Lighting for Fashion & Portrait Photography

Light is the one tool that touches everything else. Learn to read it and most of the picture takes care of itself.

Lighting for Fashion & Portrait Photography — photography by Chris Kilkus

If a young photographer asked me where to spend their attention, I would say light, and then light again. Camera bodies and lenses are commodities now; the way you shape light is still the signature that separates one photographer's work from another's.

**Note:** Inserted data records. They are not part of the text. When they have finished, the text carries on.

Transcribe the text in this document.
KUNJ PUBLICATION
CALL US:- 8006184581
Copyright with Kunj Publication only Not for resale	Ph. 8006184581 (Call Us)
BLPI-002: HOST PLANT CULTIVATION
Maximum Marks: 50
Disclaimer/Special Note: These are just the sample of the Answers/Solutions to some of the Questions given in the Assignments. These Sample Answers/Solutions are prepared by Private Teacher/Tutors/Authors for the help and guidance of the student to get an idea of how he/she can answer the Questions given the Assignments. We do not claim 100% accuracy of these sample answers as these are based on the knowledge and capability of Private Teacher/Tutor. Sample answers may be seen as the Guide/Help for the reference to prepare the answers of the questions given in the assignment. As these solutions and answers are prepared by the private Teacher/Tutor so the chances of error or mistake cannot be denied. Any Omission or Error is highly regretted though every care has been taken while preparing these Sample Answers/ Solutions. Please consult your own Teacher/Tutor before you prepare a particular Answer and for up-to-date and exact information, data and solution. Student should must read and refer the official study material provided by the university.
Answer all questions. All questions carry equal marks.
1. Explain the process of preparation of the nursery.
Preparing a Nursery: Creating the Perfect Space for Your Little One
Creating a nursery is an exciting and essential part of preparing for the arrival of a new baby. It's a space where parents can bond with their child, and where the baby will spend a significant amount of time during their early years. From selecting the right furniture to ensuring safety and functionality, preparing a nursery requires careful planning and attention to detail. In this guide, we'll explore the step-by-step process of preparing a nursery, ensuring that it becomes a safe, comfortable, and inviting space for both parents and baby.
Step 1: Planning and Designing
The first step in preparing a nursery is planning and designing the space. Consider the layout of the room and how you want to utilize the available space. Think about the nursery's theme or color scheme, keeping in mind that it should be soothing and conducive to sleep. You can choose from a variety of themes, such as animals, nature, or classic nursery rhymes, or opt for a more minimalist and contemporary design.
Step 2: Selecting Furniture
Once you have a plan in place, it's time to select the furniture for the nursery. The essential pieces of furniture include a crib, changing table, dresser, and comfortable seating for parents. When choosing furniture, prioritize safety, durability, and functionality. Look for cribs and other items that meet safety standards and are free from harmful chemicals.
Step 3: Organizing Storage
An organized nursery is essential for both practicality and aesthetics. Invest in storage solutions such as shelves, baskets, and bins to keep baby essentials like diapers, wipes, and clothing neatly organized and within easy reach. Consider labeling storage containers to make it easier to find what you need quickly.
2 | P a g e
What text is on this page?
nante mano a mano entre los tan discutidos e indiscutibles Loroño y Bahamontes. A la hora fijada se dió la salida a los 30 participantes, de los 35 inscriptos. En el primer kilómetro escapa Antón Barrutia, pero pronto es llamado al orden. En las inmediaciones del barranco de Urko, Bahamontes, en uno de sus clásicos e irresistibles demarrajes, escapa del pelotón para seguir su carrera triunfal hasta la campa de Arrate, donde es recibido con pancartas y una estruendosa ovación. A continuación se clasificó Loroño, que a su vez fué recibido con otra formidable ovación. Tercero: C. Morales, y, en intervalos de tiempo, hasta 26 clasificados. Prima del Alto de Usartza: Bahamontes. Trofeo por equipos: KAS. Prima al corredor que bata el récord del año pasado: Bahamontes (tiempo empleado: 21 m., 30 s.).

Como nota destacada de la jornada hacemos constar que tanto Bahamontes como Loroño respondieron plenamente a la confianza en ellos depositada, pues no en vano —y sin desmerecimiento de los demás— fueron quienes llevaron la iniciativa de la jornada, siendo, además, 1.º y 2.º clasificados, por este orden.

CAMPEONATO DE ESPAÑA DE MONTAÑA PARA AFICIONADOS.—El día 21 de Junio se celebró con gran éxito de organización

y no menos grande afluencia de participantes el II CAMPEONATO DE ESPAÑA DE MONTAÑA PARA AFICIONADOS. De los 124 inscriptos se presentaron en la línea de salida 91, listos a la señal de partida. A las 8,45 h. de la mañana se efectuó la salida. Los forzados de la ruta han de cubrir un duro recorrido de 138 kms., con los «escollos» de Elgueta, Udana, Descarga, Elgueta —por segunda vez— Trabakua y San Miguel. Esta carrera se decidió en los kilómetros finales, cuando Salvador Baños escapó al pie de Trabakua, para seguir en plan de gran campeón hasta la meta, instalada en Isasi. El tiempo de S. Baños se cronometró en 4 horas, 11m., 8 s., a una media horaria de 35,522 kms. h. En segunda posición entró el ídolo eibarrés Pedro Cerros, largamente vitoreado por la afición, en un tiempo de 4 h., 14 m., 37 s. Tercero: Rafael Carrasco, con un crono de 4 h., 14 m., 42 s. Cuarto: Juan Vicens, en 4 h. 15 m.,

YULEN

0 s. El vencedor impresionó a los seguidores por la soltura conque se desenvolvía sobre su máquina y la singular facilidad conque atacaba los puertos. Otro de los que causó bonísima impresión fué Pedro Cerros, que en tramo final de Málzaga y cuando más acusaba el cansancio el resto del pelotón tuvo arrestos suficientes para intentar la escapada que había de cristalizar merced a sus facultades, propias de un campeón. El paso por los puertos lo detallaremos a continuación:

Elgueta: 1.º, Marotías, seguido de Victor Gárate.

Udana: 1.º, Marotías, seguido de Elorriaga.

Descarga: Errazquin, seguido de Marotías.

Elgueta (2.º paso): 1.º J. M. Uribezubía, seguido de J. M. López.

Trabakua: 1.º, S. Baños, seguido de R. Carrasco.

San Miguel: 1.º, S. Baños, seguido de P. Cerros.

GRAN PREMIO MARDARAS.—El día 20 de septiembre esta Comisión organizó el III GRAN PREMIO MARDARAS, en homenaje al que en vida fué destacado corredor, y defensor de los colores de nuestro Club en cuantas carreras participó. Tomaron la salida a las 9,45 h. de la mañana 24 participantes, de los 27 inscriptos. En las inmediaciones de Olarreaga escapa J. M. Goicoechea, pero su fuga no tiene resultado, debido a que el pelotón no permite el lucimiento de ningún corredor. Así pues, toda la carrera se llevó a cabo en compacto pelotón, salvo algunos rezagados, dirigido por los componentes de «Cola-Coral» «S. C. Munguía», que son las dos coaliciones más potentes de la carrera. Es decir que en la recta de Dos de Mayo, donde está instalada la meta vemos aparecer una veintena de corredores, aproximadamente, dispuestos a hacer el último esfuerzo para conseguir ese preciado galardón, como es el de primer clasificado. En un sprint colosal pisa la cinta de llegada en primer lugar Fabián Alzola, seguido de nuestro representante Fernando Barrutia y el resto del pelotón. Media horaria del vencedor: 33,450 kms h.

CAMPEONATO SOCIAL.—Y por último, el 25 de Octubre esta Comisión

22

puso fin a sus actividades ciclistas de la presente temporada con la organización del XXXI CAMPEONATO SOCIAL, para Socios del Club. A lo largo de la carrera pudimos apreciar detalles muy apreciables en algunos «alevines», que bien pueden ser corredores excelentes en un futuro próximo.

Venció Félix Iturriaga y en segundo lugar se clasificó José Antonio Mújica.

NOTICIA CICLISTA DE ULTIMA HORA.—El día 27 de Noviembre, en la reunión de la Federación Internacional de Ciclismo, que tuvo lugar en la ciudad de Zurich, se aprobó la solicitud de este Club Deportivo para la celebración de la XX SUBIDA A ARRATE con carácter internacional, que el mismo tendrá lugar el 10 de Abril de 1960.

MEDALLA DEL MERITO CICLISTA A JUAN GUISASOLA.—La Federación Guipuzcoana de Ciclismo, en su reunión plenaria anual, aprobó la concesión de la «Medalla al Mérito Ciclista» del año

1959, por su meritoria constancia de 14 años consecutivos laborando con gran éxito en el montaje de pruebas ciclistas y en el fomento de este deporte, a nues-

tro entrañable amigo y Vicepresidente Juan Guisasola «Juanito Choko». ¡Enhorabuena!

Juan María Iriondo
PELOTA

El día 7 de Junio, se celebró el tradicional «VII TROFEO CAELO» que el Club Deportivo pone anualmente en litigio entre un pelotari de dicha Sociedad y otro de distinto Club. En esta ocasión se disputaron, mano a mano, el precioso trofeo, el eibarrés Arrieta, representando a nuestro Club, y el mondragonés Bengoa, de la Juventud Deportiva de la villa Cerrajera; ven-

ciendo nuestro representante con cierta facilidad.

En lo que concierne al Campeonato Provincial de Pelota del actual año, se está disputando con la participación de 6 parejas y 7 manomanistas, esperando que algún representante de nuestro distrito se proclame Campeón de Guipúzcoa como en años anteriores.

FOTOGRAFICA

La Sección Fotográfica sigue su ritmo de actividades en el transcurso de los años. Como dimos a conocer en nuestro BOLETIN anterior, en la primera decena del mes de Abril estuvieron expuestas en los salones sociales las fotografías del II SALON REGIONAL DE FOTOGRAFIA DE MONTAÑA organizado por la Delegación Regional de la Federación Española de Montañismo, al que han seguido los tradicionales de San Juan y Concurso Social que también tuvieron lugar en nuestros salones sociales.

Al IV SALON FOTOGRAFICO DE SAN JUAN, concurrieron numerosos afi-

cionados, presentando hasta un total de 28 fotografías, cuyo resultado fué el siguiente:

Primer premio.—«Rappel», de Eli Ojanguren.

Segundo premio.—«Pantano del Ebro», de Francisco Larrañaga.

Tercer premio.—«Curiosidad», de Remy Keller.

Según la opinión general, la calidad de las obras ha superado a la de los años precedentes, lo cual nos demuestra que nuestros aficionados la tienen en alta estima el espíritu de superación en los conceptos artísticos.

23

Read it before you shape it

Before adding a single light, I read what is already there: its direction, its hardness, its colour. Most of the time the available light is telling you what the picture wants to be. Hard light is drama and edge; soft light is intimacy and skin. Neither is correct — they are choices, and the choice should follow the feeling you are after, not a default.

One light, understood

The most common mistake is too many lights, each cancelling the others. A single source you fully understand will out-photograph an elaborate rig you are fighting. I often build from one key and let shadow do half the work, because shadow is where dimension and mood live. What you choose not to light is as expressive as what you do.

Light for the emotion

The technical targets — exposure, ratio, falloff — are only ever in service of a feeling. A beauty campaign wants flattering, even light; a moody editorial wants risk and contrast. When the lighting matches the emotion of the brief, the picture clicks into place and everything downstream, from styling to retouch, gets easier.